The government of president Salvador Sánchez Cerén considers the immigration issue a priority of its foreign policy—especially in its bilateral agenda with the United States.
Consistent with this, the Ministry of Foreign Affairs launched a comprehensive strategy in November 2016, for the protection of the rights of our brothers, and has also advocated for their stability in the United Stations.
This strategy includes actions and alliances at the national and regional levels and, of course, before local, state and federal authorities of the United States. Now we are at a crucial stage, in which we will double our efforts around two relevant negotiations for more than 200,000 Salvadorans.
I’m referring on one hand to the new extension for the Temporary Protected Status (TBS), a benefit that 190,000 compatriots, who arrived in the United States before the earthquake of 2001 in El Salvador, now enjoy; and on the other, the negotiations to find a solution for the DREAMers, young people who arrived as kids to this country and that, since 2012, have been protected by Deferred Action for Childhood Arrivals (DACA).
In the case of TPS, we are talking about a segment that, during the span of 16 years, has lived in harmony with the communities that have welcomed them and in full respect of the laws, contributing to its social, cultural and economic dynamics. In fact, it is estimated that 90 percent of Salvadorans with TPS are part of the nation’s labor force, 50 percent of them are subject to credits, and contribute annual taxes of about $500 million to MediCare and Social Security.
It is precisely in our formal request to the Department of Homeland Security on August 24, that we presented all this invaluable contribution, which we hope will be well considered by the respective authorities. And likewise, with Congress we are advocating for other alternatives to be valued so that permanent regular status for our nationals can be achieved.
In the case of the DREAMers, it’s about 30,000 young compatriots who emigrated before the age of 16, who have grown up in the United States, who have formed or are still forming in their educational institutions, and most of them are already contributing their knowledge to the labor market.

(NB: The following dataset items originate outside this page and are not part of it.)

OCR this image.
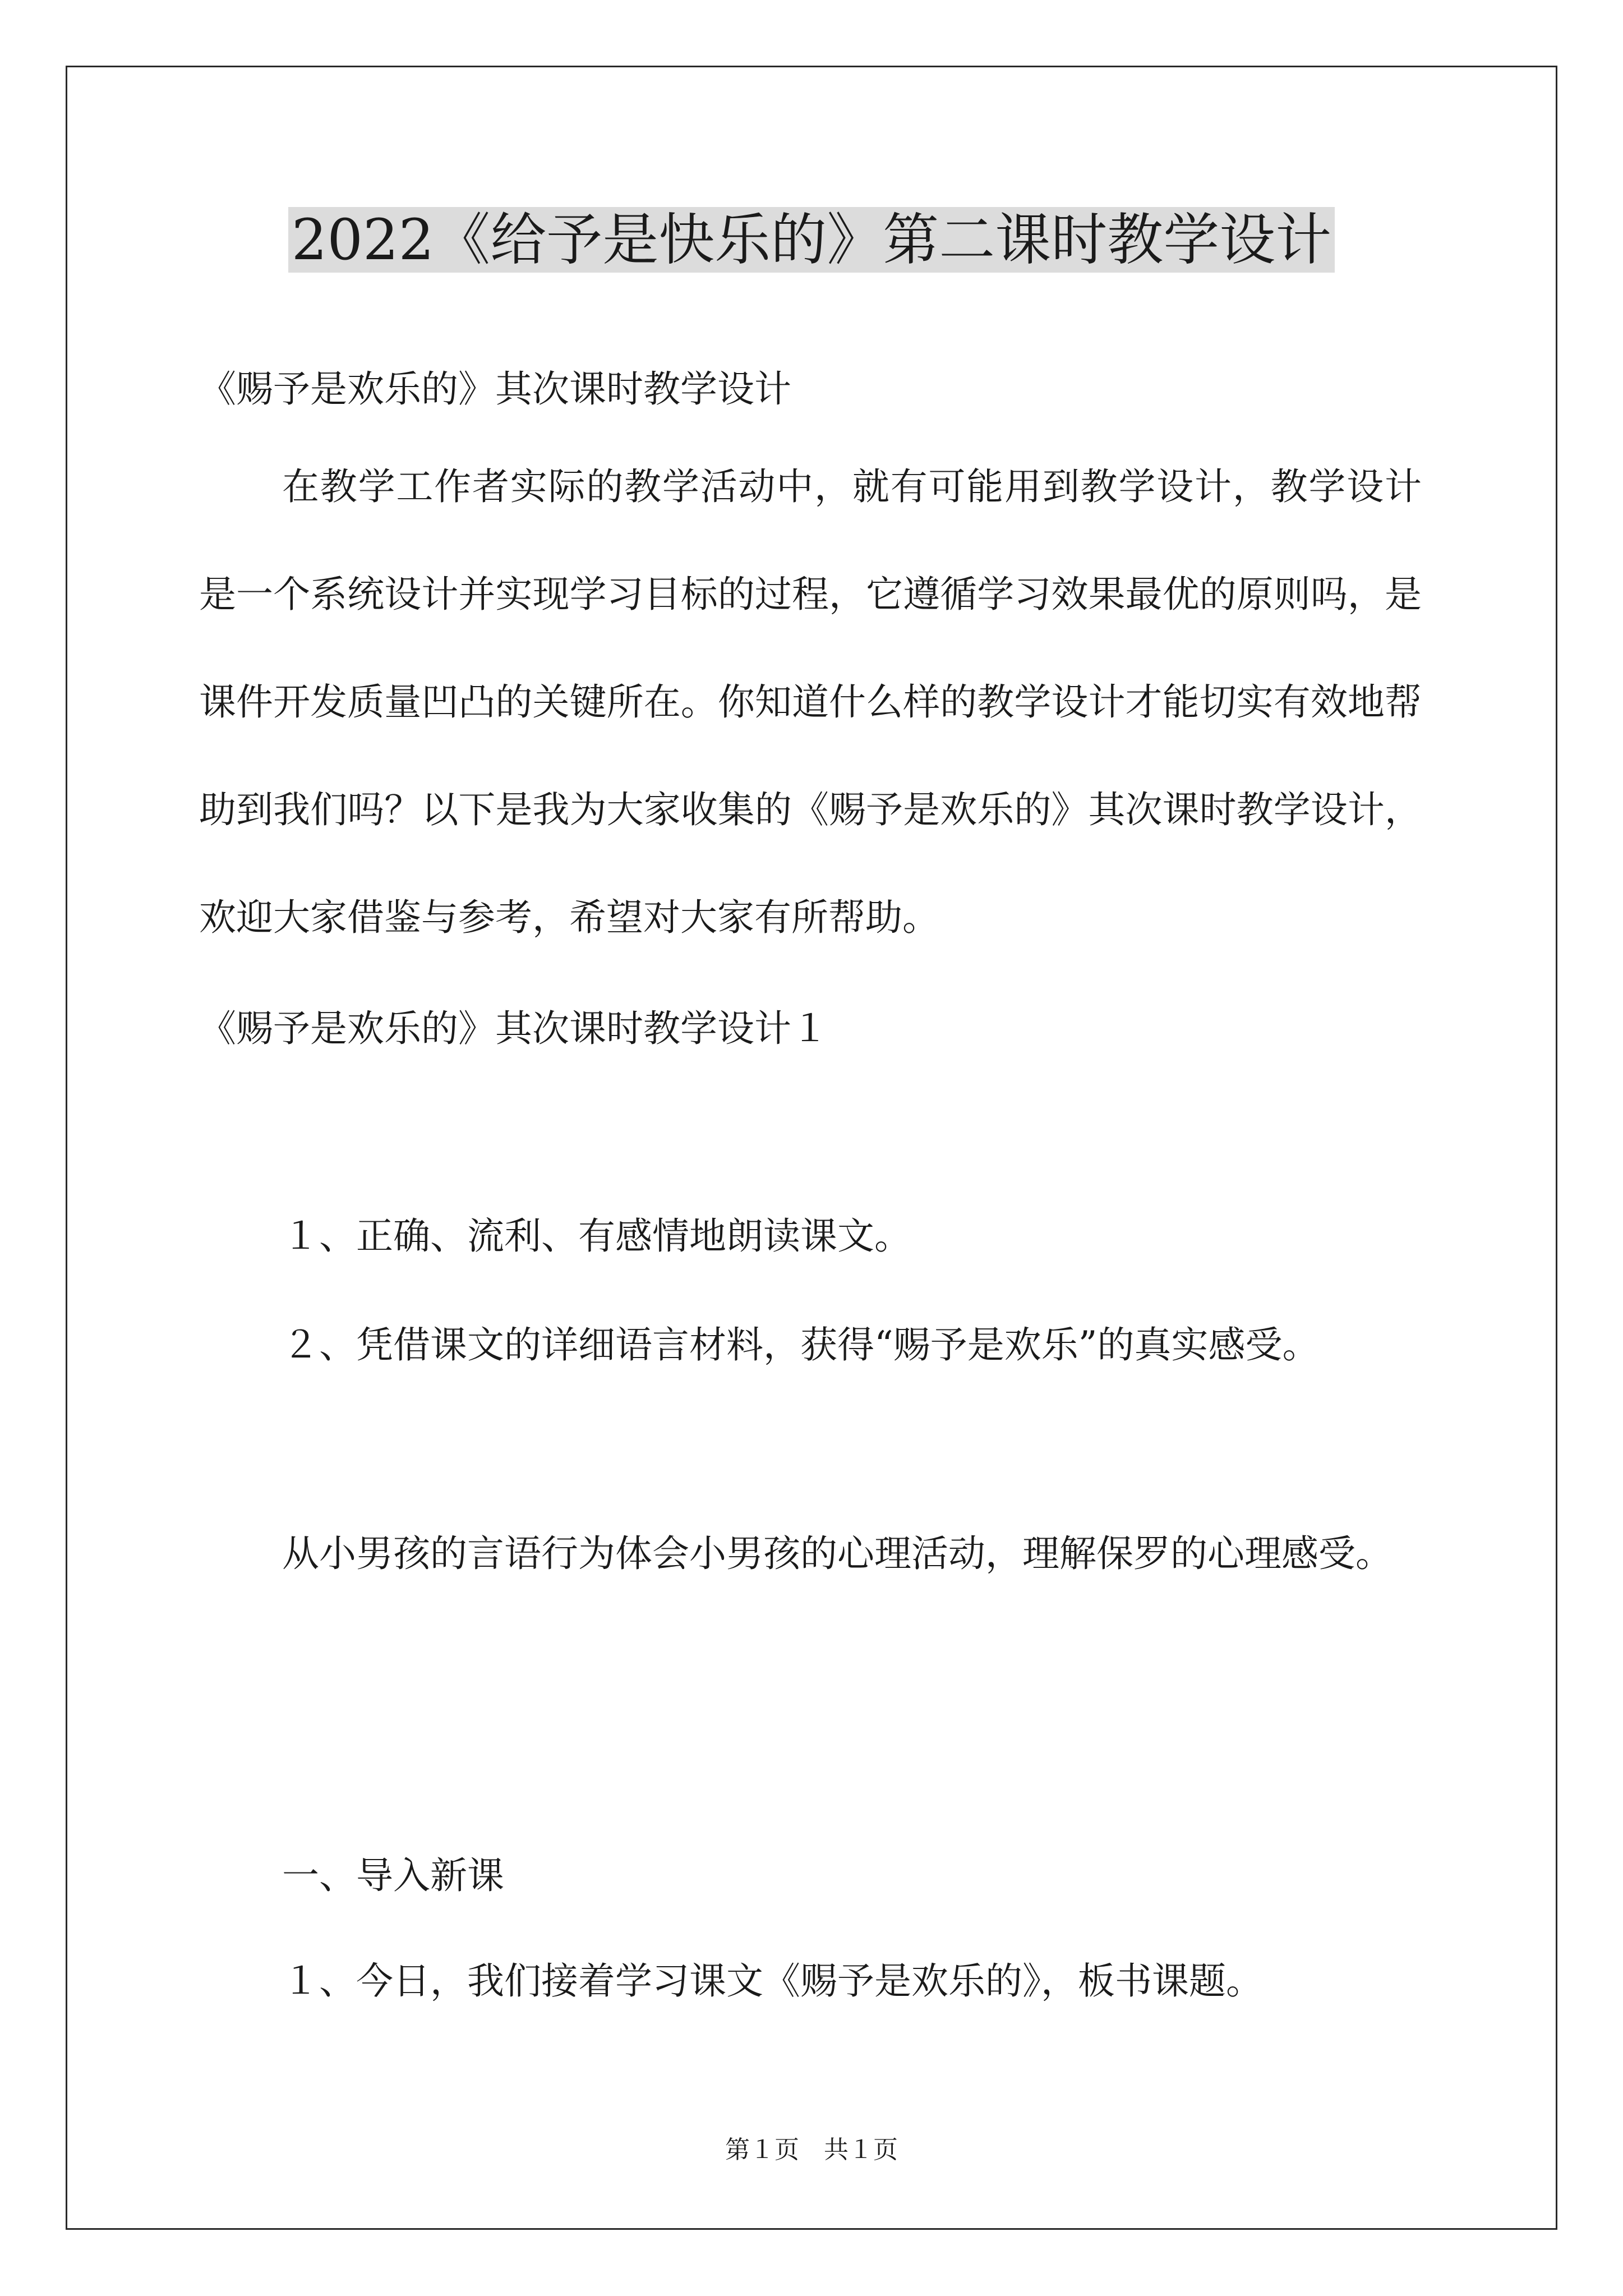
2022《给予是快乐的》第二课时教学设计
《赐予是欢乐的》其次课时教学设计
在教学工作者实际的教学活动中，就有可能用到教学设计，教学设计是一个系统设计并实现学习目标的过程，它遵循学习效果最优的原则吗，是课件开发质量凹凸的关键所在。你知道什么样的教学设计才能切实有效地帮助到我们吗？以下是我为大家收集的《赐予是欢乐的》其次课时教学设计，欢迎大家借鉴与参考，希望对大家有所帮助。
《赐予是欢乐的》其次课时教学设计１
１、正确、流利、有感情地朗读课文。
２、凭借课文的详细语言材料，获得“赐予是欢乐”的真实感受。
从小男孩的言语行为体会小男孩的心理活动，理解保罗的心理感受。
一、导入新课
１、今日，我们接着学习课文《赐予是欢乐的》，板书课题。
第１页　共１页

The end of DACA, within the next six months, does not mean an immediate deportation of this population, but calls the U.S. Congress to seek a legislative exit in that period. That is another reason to focus much of our efforts on congressmen and senators, so that we can pay in this task to ensure their permanence in said country.
In this context, our recent visits to Washington D.C. have also been instrumental in strengthening the alliances we have been developing to achieve our goal, with organizations working for immigrants, local authorities, churches and even business owners employing TPS Salvadorans.
That is the spirit with which we find ourselves again in the U.S. capital, in a visit to which we have invited to join members of the Legislative Assembly, so that with one voice we continue this important work that, as we have said, demands the unity of all Salvadorans.
It is with all our efforts and a real commitment that we will continue to work tirelessly for the stability of our TPS population and their families in El Salvador, as well as our young dreamers.